Ce qui fait le sel du film n’est pas tellement visuel. En effet, une fois qu’on a vu la façon dont les employés jouent avec cette parabole qui pour eux fait partie des meubles, il reste quelques effets de cadrage et un peu de langage jargonnant assez banal. Le meilleur du film tient dans un imprévu très révélateur de l’état d’esprit général.
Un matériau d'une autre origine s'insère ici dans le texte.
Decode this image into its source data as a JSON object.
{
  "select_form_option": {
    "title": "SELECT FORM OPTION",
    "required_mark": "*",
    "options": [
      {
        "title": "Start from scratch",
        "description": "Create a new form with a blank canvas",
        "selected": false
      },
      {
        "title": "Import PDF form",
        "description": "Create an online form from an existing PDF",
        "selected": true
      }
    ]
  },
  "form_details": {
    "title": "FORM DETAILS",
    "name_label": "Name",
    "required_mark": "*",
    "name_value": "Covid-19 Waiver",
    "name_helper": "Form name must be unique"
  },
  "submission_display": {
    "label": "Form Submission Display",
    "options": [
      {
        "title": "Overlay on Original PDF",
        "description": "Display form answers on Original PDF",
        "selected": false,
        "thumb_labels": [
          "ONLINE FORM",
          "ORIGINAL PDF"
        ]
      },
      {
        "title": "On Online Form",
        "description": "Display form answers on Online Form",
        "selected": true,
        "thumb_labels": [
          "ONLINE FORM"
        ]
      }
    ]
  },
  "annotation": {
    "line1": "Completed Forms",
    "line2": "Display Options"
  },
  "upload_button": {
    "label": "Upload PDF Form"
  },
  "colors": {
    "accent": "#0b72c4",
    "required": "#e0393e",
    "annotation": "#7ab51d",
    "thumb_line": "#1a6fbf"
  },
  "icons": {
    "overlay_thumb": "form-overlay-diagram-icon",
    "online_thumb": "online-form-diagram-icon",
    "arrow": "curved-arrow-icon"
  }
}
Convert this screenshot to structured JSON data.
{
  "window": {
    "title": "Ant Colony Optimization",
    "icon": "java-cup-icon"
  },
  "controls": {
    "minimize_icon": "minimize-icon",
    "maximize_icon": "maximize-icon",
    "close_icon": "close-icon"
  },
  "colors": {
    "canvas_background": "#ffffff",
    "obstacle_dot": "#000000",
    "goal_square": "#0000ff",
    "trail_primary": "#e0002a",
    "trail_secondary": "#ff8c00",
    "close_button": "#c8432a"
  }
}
Un fâcheux oubli provoque une panne de courant. Apparemment anodin, l’incident s’avère lourd de conséquences puisque l’équipe perd le signal de la mission Apollo 11. On sent alors la pression mise par la NASA et par conséquent par l’Australie fière de contribuer à cet événement planétaire. Nos Australiens décident de gagner du temps en prétendant que le souci ne vient pas d’eux. En d’autres termes, comme les sous-titres l’indiquent, ces obscurs techniciens se mettent à « pipeauter » la NASA. Évidemment, à petites causes grands effets, surtout que c’est le moment que le Premier Ministre australien choisit pour venir visiter l’installation. Heureusement, il n’a aucune connaissance scientifique particulière et il se fait balader.
Nous avons alors droit à la séquence la plus hilarante du film, surtout qu’elle pourrait donner du grain à moudre pour les amateurs de théories complotistes. En effet, certains illuminés aimeraient nous faire croire que non, l’homme n’a jamais mis le pied sur la Lune et que tout cela est une vaste mise en scène destinée à prouver la supériorité américaine. On remarque d’ailleurs que le film idéalise un peu la situation en ne mentionnant jamais la grande rivalité russo-américaine dans cette conquête de l’espace, alors que nous étions en pleine guerre froide. Ceci dit, placées très judicieusement, le film nous présente des images d’archive qui apportent leur lot d’émotion. On revit ainsi l’alunissage et la première sortie d’Armstrong et Aldrin sur le sol lunaire. Au-delà de la formule restée dans la légende, les paroles d’Armstrong vont à cet instant où toute la planète a communié dans un même élan. C’est vrai, à un détail près : les Russes, eux, devaient crever de jalousie !
Ce film rappelle donc, à l’heure où l’IA facilite la production d’images tendancieuses, que le défi du XXIe siècle sera de faire la part des choses entre le vrai et le faux, le domaine de l’information étant particulièrement sensible.